Despite falling to a nine-month low, Brent Crude prices started to recover as the approach of Hurricane Ian prompted operators in the US Gulf of Mexico—such as BP and Chevron, the owners of the Castrol and Texaco lubricant brands—to stop production.
This year saw the price of Brent Crude almost break its all-time record of $147 per barrel, fuelled mostly by supply concerns in the wake of Russia’s invasion of Ukraine, but prices have since fallen as concerns about high interest rates and an economic slowdown took over. The growing strength of the US dollar has also exerted downward pressure on oil prices, as a strong dollar makes oil more expensive for traders buying in other currencies.
Oil recently fell below $85 per barrel, the lowest it has been since January, but it has since bounced back a little as the US dollar softened slightly and Hurricane Ian threatened to disrupt production.

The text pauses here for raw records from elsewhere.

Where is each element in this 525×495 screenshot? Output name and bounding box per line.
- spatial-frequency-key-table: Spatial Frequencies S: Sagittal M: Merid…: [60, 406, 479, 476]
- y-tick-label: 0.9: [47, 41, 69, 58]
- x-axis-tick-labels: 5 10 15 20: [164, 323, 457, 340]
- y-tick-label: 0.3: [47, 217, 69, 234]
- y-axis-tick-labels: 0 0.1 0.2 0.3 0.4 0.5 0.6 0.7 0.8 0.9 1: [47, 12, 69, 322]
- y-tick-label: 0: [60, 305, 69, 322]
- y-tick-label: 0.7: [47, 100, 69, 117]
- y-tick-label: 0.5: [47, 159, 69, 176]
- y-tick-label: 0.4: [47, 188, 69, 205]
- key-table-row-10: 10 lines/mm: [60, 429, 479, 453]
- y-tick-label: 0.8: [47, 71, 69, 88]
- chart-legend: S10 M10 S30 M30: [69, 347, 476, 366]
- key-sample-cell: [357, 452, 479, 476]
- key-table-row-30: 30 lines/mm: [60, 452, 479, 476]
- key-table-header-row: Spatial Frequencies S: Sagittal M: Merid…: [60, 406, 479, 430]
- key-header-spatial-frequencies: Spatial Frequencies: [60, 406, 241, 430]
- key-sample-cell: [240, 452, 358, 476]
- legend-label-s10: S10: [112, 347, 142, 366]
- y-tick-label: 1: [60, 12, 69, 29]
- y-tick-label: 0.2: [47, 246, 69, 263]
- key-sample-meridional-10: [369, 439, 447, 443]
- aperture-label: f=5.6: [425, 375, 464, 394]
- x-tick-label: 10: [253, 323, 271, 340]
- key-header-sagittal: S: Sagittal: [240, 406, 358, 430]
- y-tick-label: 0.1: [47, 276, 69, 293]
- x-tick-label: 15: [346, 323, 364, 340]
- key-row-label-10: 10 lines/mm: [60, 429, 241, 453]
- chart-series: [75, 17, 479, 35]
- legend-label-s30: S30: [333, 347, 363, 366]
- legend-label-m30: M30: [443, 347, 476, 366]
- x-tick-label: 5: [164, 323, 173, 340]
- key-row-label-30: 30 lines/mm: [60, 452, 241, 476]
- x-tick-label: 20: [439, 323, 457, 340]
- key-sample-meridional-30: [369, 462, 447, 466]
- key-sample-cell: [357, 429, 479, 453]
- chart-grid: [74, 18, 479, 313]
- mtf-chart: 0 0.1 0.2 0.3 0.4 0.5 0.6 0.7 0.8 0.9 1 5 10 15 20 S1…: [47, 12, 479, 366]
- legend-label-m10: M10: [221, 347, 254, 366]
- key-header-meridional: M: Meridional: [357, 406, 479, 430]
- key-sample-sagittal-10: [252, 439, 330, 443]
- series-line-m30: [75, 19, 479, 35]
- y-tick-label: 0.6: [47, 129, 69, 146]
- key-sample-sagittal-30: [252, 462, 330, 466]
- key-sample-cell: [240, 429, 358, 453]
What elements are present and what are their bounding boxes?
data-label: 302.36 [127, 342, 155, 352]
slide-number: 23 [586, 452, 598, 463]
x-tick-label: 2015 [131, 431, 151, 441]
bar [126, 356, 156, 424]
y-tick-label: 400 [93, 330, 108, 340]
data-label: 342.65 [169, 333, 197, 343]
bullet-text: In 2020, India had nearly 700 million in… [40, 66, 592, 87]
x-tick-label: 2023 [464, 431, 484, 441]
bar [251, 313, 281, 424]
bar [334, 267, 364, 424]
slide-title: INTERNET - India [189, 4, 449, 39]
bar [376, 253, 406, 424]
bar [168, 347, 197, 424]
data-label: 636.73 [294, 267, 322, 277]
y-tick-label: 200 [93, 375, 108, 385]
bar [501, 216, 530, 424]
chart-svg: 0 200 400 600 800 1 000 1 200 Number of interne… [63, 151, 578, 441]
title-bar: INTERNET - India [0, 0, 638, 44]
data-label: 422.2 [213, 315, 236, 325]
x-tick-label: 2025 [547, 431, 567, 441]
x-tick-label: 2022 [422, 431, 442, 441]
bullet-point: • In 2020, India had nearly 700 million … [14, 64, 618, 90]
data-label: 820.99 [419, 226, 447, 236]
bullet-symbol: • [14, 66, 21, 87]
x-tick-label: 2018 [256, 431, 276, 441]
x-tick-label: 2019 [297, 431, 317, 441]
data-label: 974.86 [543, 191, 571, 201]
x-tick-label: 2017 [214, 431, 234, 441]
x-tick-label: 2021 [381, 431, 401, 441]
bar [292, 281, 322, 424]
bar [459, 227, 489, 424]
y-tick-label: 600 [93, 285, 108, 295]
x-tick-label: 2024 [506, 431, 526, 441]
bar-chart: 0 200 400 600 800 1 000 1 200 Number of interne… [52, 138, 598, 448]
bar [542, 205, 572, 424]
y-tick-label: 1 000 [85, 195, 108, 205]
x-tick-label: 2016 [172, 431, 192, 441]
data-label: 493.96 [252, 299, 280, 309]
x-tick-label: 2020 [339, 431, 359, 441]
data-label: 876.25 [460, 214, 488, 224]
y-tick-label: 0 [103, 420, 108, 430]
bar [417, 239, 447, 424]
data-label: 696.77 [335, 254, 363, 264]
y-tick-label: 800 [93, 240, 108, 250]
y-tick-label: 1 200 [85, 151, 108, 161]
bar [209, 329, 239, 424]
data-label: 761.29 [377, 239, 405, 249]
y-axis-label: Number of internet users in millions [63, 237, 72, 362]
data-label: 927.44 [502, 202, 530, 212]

Oil broker PVM’s Tamas Varga said the rally in price could be short-lived, however:
“Oil is currently under the influence of financial forces. In the meantime, relief rallies, like the one this morning caused by Hurricane Ian in the U.S. Gulf, are viewed as temporary phenomena.”
Analysts now expect that the OPEC+ group could soon make further production cuts to avoid a further drop in oil prices. The oil minister of Iraq recently indicated that the group was observing prices with a view to preventing any sharp increases or declines.